In June, Gov. Greg Abbott signed into law a widely supported bill to legalize hemp in Texas. The bill focused on agriculture practices and regulations, but it also narrowed the state’s definition of marijuana from cannabis to cannabis that contains more than 0.3% of tetrahydrocannabinol, or THC, the ingredient in marijuana that gets you high. Anything with less THC is hemp.
Lawmakers were warned the measure could bring marijuana prosecution to a halt without more resources because public labs could only determine whether THC was present in a substance, not how much was present. Still, the legislation sailed into law with no crime lab funding attached. State leaders and the bill authors have since reaffirmed that the law did not in any way decriminalize marijuana.
Soon after its passage, however, district and county prosecutors across the state, in counties that lean both Republican and Democratic, began dropping hundreds of low-level pot cases. Some began requiring law enforcement agencies to submit lab results proving the suspected drugs had more than 0.3% THC before they accepted cases for prosecution. The Texas District and County Attorneys Association advised its members that such testing likely is needed to prove in court that a substance is illegal….

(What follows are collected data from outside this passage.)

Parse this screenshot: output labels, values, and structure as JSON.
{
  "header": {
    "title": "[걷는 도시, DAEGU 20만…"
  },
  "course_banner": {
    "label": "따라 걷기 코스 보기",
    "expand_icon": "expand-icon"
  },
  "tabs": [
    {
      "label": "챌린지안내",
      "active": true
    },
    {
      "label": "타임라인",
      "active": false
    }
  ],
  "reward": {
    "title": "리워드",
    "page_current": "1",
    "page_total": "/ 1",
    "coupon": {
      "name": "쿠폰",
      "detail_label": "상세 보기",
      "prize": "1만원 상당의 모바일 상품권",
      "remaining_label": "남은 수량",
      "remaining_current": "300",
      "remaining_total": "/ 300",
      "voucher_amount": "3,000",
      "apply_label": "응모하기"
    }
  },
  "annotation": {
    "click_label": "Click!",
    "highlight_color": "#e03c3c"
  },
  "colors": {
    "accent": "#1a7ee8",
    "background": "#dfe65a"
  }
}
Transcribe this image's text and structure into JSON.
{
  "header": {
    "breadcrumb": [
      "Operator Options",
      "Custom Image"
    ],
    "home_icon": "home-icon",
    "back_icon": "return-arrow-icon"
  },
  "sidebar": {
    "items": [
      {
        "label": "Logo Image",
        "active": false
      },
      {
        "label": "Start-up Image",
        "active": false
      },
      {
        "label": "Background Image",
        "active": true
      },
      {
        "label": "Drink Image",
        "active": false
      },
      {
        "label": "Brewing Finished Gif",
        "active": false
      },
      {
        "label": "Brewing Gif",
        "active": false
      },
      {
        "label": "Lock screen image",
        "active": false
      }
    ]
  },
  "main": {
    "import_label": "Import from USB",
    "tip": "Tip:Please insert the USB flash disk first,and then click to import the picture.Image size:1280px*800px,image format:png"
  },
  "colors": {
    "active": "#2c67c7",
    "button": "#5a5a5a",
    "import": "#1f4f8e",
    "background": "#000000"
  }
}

In 2018, Texas prosecutors filed about 5,900 new misdemeanor marijuana possession cases a month, according to data from the Texas Office of Court Administration. The first five months of 2019 saw an average of more than 5,600 new cases filed a month. But since June, when the hemp law was enacted, the number of cases has been slashed by more than half. In November, less than 2,000 new cases were filed, according to the court data.
For those who support marijuana legalization, that change is welcome, adding to an already growing effort in some of the state’s most populated counties to divert pot smokers from criminal prosecution or not arrest them at all. “It means that there are fewer Texans that are getting slapped with a criminal record for marijuana possession, something that is already legal in other states,” said Katharine Harris, a drug policy fellow at Rice University’s Baker Institute for Public Policy.